Back around the paddock


This month's driver of the month is preparing for another spin around the great Australian paddock

Back around the paddock
Back around the paddock

By Sean Muir | June 8, 2012

If you could drive a bus in a straight line as far as Robert Frankcom has driven for Campbell’s Coaches you would go around the world about 31 times.

The 67-year-old has driven about 1.25 million kilometres since starting with Campbell’s Coaches at Townsville in 1991.

Now, after 21 years behind the wheel, he is preparing to retire.

But what does a man like Frankcom do after driving people around the country for more than two decades? Bingo? Lawn bowls? Join the Toastmasters to perfect dinner party speeches?

No.

Frankcom plans to drive his wife, Annie, across Australia in a caravan.

"Fifth of July, my boy, that’s it, I’m out of here," Frankcom says.

"Bought myself a camper trailer, so I’m going to go and revisit all those places where I travelled in the bus and couldn’t have a beer, and have a beer."

Included on his list of places to visit is South Australia and Western Australia’s Margaret River, where Frankcom says he might even drink a glass of wine or two.
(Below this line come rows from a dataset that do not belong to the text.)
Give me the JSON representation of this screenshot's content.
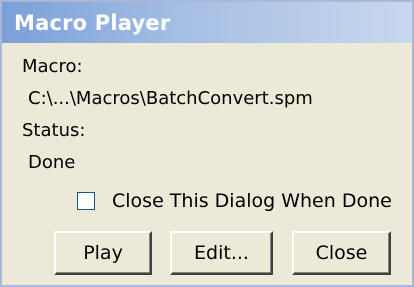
{
  "window": {
    "title": "Macro Player"
  },
  "macro": {
    "label": "Macro:",
    "path": "C:\\...\\Macros\\BatchConvert.spm"
  },
  "status": {
    "label": "Status:",
    "value": "Done"
  },
  "options": {
    "close_when_done_label": "Close This Dialog When Done",
    "close_when_done_checked": false
  },
  "buttons": {
    "play": "Play",
    "edit": "Edit...",
    "close": "Close"
  }
}
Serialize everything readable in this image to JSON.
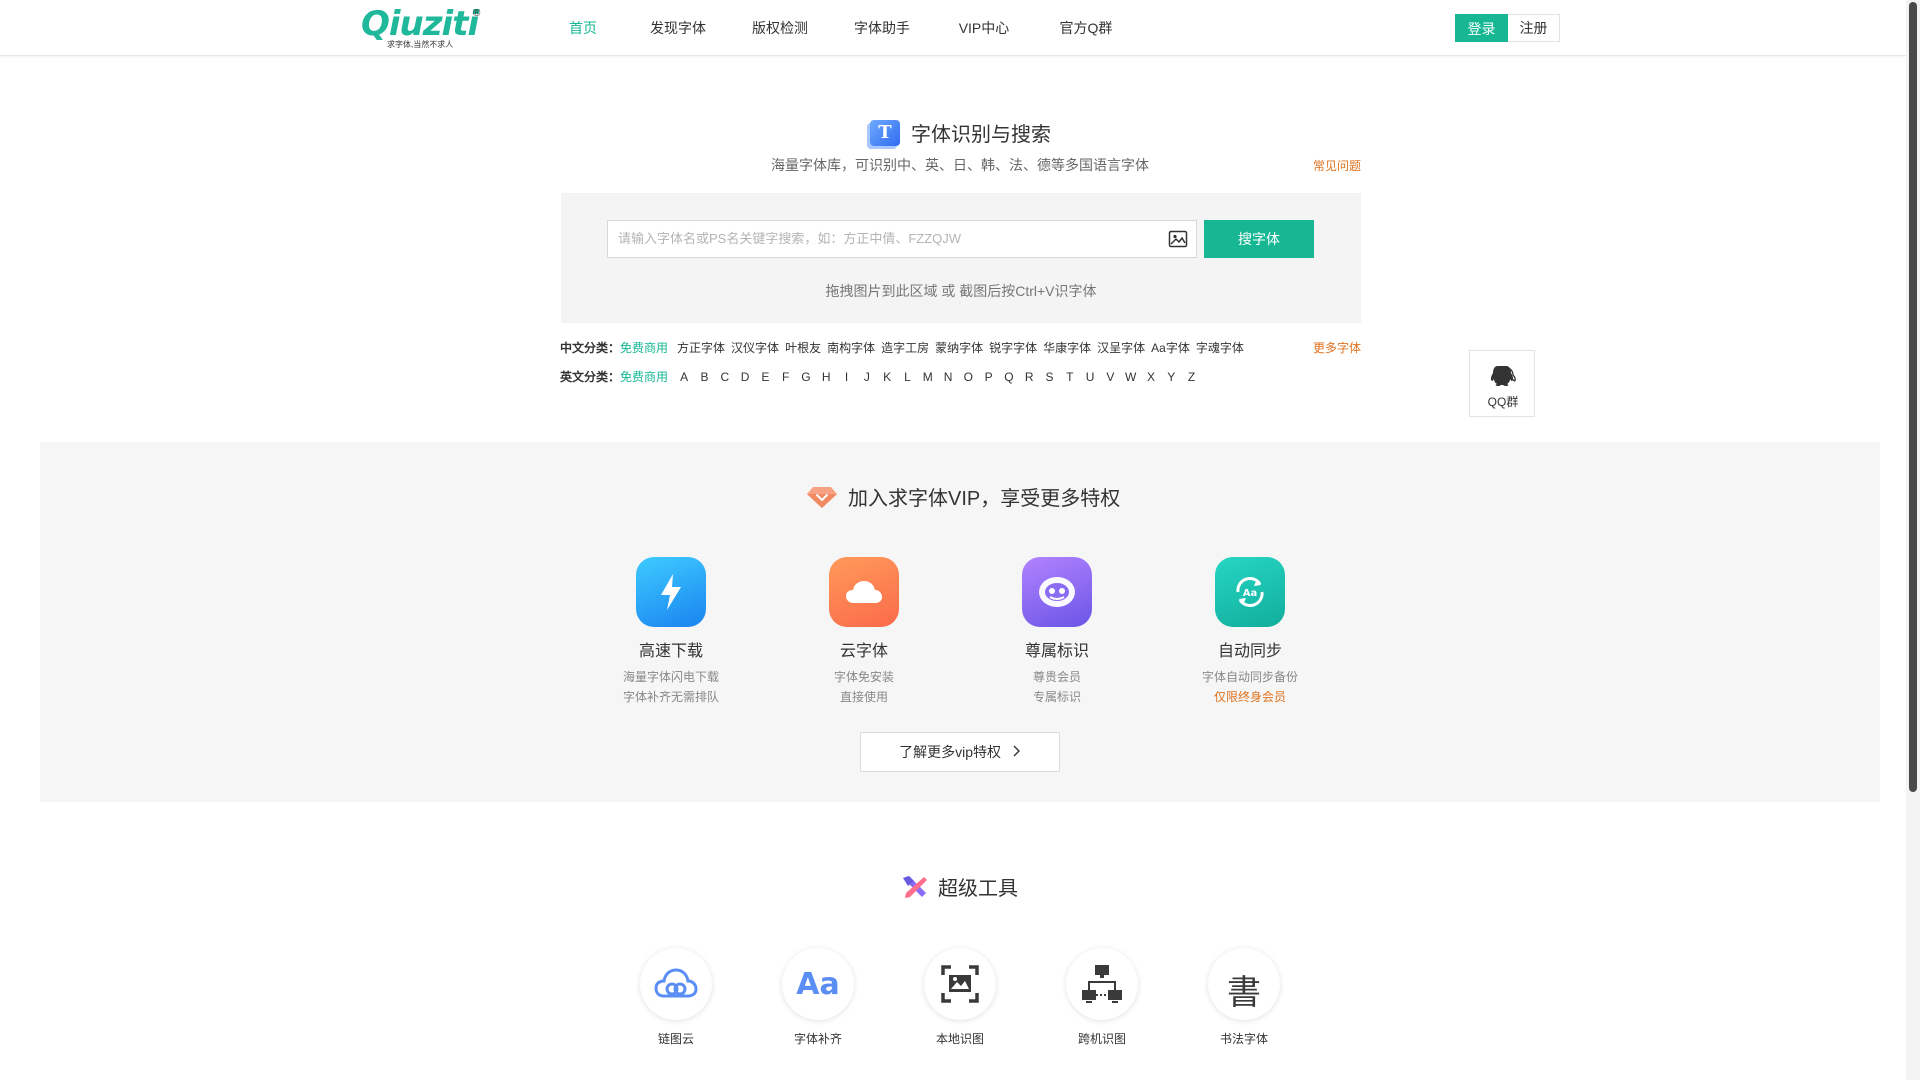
{
  "header": {
    "logo": {
      "word": "Qiuziti",
      "reg": "®",
      "tagline": "求字体,当然不求人"
    },
    "nav": [
      {
        "label": "首页",
        "active": true
      },
      {
        "label": "发现字体",
        "active": false
      },
      {
        "label": "版权检测",
        "active": false
      },
      {
        "label": "字体助手",
        "active": false
      },
      {
        "label": "VIP中心",
        "active": false
      },
      {
        "label": "官方Q群",
        "active": false
      }
    ],
    "login_label": "登录",
    "register_label": "注册"
  },
  "search": {
    "title": "字体识别与搜索",
    "title_icon": "T",
    "subtitle": "海量字体库，可识别中、英、日、韩、法、德等多国语言字体",
    "faq_label": "常见问题",
    "placeholder": "请输入字体名或PS名关键字搜索，如：方正中倩、FZZQJW",
    "button_label": "搜字体",
    "drag_hint": "拖拽图片到此区域 或 截图后按Ctrl+V识字体"
  },
  "categories": {
    "cn_label": "中文分类：",
    "cn_free": "免费商用",
    "cn_items": [
      "方正字体",
      "汉仪字体",
      "叶根友",
      "南构字体",
      "造字工房",
      "蒙纳字体",
      "锐字字体",
      "华康字体",
      "汉呈字体",
      "Aa字体",
      "字魂字体"
    ],
    "more_label": "更多字体",
    "en_label": "英文分类：",
    "en_free": "免费商用",
    "en_letters": [
      "A",
      "B",
      "C",
      "D",
      "E",
      "F",
      "G",
      "H",
      "I",
      "J",
      "K",
      "L",
      "M",
      "N",
      "O",
      "P",
      "Q",
      "R",
      "S",
      "T",
      "U",
      "V",
      "W",
      "X",
      "Y",
      "Z"
    ]
  },
  "qq_float": {
    "label": "QQ群"
  },
  "vip": {
    "title": "加入求字体VIP，享受更多特权",
    "cards": [
      {
        "name": "高速下载",
        "desc1": "海量字体闪电下载",
        "desc2": "字体补齐无需排队",
        "icon": "lightning-icon"
      },
      {
        "name": "云字体",
        "desc1": "字体免安装",
        "desc2": "直接使用",
        "icon": "cloud-icon"
      },
      {
        "name": "尊属标识",
        "desc1": "尊贵会员",
        "desc2": "专属标识",
        "icon": "badge-icon"
      },
      {
        "name": "自动同步",
        "desc1": "字体自动同步备份",
        "desc2": "仅限终身会员",
        "icon": "sync-icon"
      }
    ],
    "more_label": "了解更多vip特权"
  },
  "tools": {
    "title": "超级工具",
    "items": [
      {
        "label": "链图云",
        "icon": "chain-cloud-icon"
      },
      {
        "label": "字体补齐",
        "icon": "aa-icon"
      },
      {
        "label": "本地识图",
        "icon": "local-image-icon"
      },
      {
        "label": "跨机识图",
        "icon": "network-icon"
      },
      {
        "label": "书法字体",
        "icon": "calligraphy-icon"
      }
    ]
  },
  "colors": {
    "brand": "#17b794",
    "accent_orange": "#e0721f"
  }
}
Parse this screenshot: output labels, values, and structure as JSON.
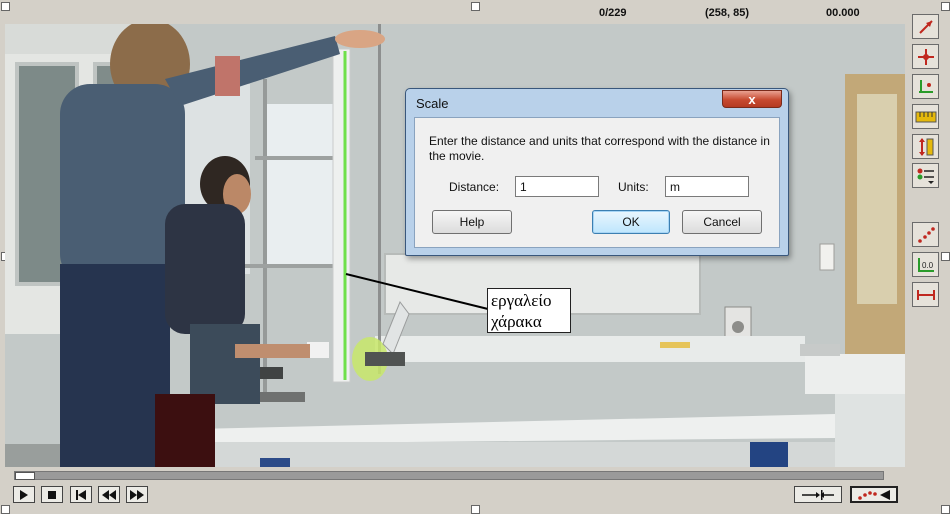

"I do love a red wine," he says.

But as much as Frankcom is going to enjoy, wine, beer, his new caravan, and ‘retiring’ from driving, he says he is genuinely going to miss working at Campbell’s.

"I’ve met a lot of people, done a lot of travel, been all over Australia, and really loved it," Frankcom says.

"That’s the thing about it — you come to work and know you are going to go out and have fun. I’m definitely going to miss it."

"The boss reckons I’ll be back in six months."

Frankcom started with Campbell’s Coaches, where he mostly does charters and tours, after living at Airlie Beach in Far North Queensland for more than a decade.

At Airlie Beach Frankcom managed a caravan park before moving to a nearby island for a year.

He then returned to Airlie Beach to buy an Avis car-hire franchise.

But the pilots’ dispute in 1989 devastated the business, leaving Frankcom wondering what to do next.

"It was absolutely devastating for us — we lost everything," Frankcom says.

"With the pilots’ dispute we went from having 14 flights a week into Proserpine (inland from Airlie Beach) to two. There was just nobody coming into town. So we finished up getting out in ‘91, and that’s when we moved to Townsville."

Now, perhaps the only person sadder to see Frankcom leave Townsville than Frankcom is Karen Hoey, who has worked with him at Campbell’s for 21 years.

"He is not only a very good driver, but also a friend that I have had the pleasure to work with for the 21 years," Hoey says.

"Rob is always there to lend a hand wherever needed, and he is very popular with all our drivers. Hopefully he will get the travelling bug out of his system and return as a casual. But he is adamant he won’t be back."

Campbell’s Coaches owner Wayne Campbell says Frankcom’s personality is what sets him apart from most drivers.

"He relates to people," Campbell says.

"He’s been a real good driver and he looks after the newcomers and teaches them the right way to go about things. He’s been real good for the company – he is a real loss."

A farewell gathering will be held before Frankcom retires in July.